Growing sesame seeds is generally an easy and low-maintenance affair, but requires patience on your part before you can fully reap the rewards. An article from the Institute of Food and Agricultural Sciences (IFAS) at the University of Florida notes that sesame seeds can take as much as five months before they sprout.13
Gardening Know How recommends planting sesame seeds indoors “four to six weeks before the last expected frost.”14 However, you may plant sesame seeds directly into the ground after a frost if you live in the Southern states. Place the seeds in rows in the ground during late spring and make sure to space them 2 to 3 feet apart, because they can grow 3 to 6 feet tall.15
After planting the seeds, keep the soil moist to ensure successful germination. Exposure to the sun must be at its maximum as well.16 Harvest the seeds when the top of the stalks dry out, and lay them flat on the ground for drying. However, be careful when collecting the seedpods as they can easily crack.17,18
While sesame seeds may potentially benefit your health, one caveat about them is their lectin content, such as phytic acid.19 Lectins are carbohydrate-bonding proteins that hamper nutrient absorption, ultimately affecting your health by damaging your intestines if your digestive enzymes are not optimized.20
To help reduce the lectins in sesame seeds and other seeds for safe consumption, they must be sprouted or soaked overnight. Again, remember to use them in moderation because of their high omega-6 content. Excess omega-6 fatty acid consumption has been linked to “low-grade inflammation, oxidative stress, endothelial dysfunction and atherosclerosis.”21
Sesame is known for its prominent nutty flavor that lends itself wonderfully to soups, salads and meats. If you haven’t cooked with sesame seeds before, try this chicken recipe adapted from Gimme Delicious Food that’s bursting with delectability. It’s an easy dish to prepare, and is guaranteed to be a regular in your menu in the years to come:22
Healthier 20-Minute Sesame Chicken
- In a large bowl, combine the chicken, cornstarch and the pinch of salt and pepper.
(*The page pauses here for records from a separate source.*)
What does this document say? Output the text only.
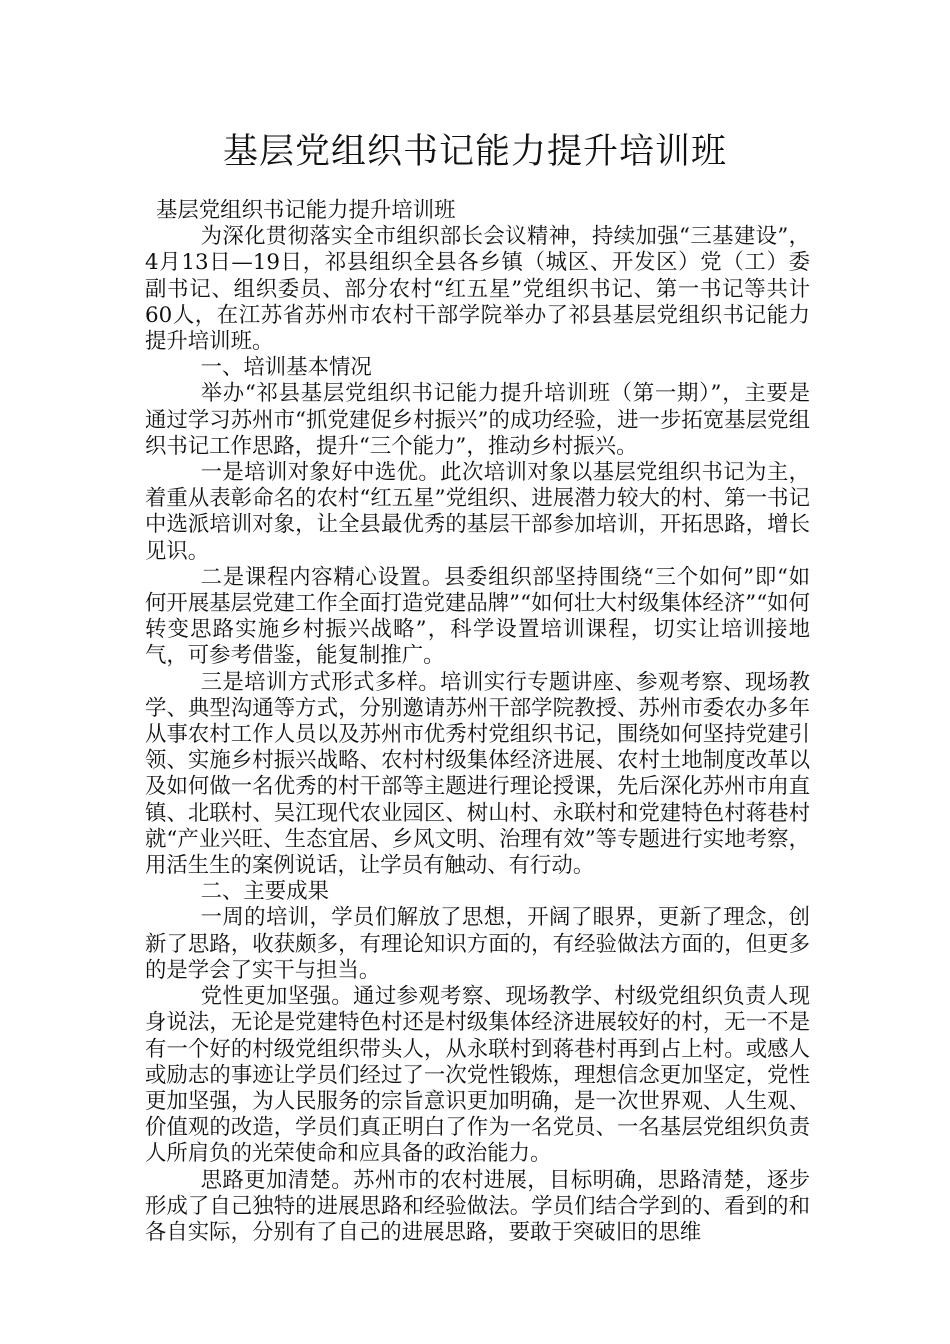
基层党组织书记能力提升培训班

基层党组织书记能力提升培训班

为深化贯彻落实全市组织部长会议精神，持续加强“三基建设”，4月13日—19日，祁县组织全县各乡镇（城区、开发区）党（工）委副书记、组织委员、部分农村“红五星”党组织书记、第一书记等共计60人，在江苏省苏州市农村干部学院举办了祁县基层党组织书记能力提升培训班。

一、培训基本情况

举办“祁县基层党组织书记能力提升培训班（第一期）”，主要是通过学习苏州市“抓党建促乡村振兴”的成功经验，进一步拓宽基层党组织书记工作思路，提升“三个能力”，推动乡村振兴。

一是培训对象好中选优。此次培训对象以基层党组织书记为主，着重从表彰命名的农村“红五星”党组织、进展潜力较大的村、第一书记中选派培训对象，让全县最优秀的基层干部参加培训，开拓思路，增长见识。

二是课程内容精心设置。县委组织部坚持围绕“三个如何”即“如何开展基层党建工作全面打造党建品牌”“如何壮大村级集体经济”“如何转变思路实施乡村振兴战略”，科学设置培训课程，切实让培训接地气，可参考借鉴，能复制推广。

三是培训方式形式多样。培训实行专题讲座、参观考察、现场教学、典型沟通等方式，分别邀请苏州干部学院教授、苏州市委农办多年从事农村工作人员以及苏州市优秀村党组织书记，围绕如何坚持党建引领、实施乡村振兴战略、农村村级集体经济进展、农村土地制度改革以及如何做一名优秀的村干部等主题进行理论授课，先后深化苏州市甪直镇、北联村、吴江现代农业园区、树山村、永联村和党建特色村蒋巷村就“产业兴旺、生态宜居、乡风文明、治理有效”等专题进行实地考察，用活生生的案例说话，让学员有触动、有行动。

二、主要成果

一周的培训，学员们解放了思想，开阔了眼界，更新了理念，创新了思路，收获颇多，有理论知识方面的，有经验做法方面的，但更多的是学会了实干与担当。

党性更加坚强。通过参观考察、现场教学、村级党组织负责人现身说法，无论是党建特色村还是村级集体经济进展较好的村，无一不是有一个好的村级党组织带头人，从永联村到蒋巷村再到占上村。或感人或励志的事迹让学员们经过了一次党性锻炼，理想信念更加坚定，党性更加坚强，为人民服务的宗旨意识更加明确，是一次世界观、人生观、价值观的改造，学员们真正明白了作为一名党员、一名基层党组织负责人所肩负的光荣使命和应具备的政治能力。

思路更加清楚。苏州市的农村进展，目标明确，思路清楚，逐步形成了自己独特的进展思路和经验做法。学员们结合学到的、看到的和各自实际，分别有了自己的进展思路，要敢于突破旧的思维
- Heat a large pan to high heat for at least two minutes. Add the coconut oil and chicken to the pan. Stir-fry the chicken for five to six minutes or until it is golden brown.
- In a medium bowl, combine the soy sauce, honey, sriracha, ginger, garlic, sesame seeds and coconut oil. Add the mixture of the chicken and allow the sauce to simmer for three to four minutes or until thick and sticky.
- Remove the chicken from the pan, then sprinkle with chopped spring onions.
Sesame oil is a liquid derived from black or white sesame seeds through cold-pressing and filtering.23 While the oil may be beneficial, it should be consumed in moderation because it is high in omega-6 fats.
So, this may leave you wondering: If you should limit sesame oil in your foods, are there any other ways to get its benefits? The answer is yes — research suggests sesame oil may be useful in topical applications, for example as a:
- Sunscreen — Sesame oil can be applied on the skin as a natural sunblock. One study notes that it can help repel 30% of harmful UV rays.24 However, it is easily removed once you get in the water, so you may need to reapply again afterward.
- Scalp conditioner — Massaging the oil into your scalp may help keep it healthy, as well as keep your hair strong and shiny. One study found that sesame oil, as well as pumpkin seed oil, may be effective remedies for alopecia areata.25
Sesame seeds may offer potential health benefits, but make sure to consume just the right amounts to maintain your omega-3 to omega-6 ratio. Use them in moderation when cooking to give your dishes an Asian flavor without the potential negative effects. As for sesame oil, using it topically may be a better approach.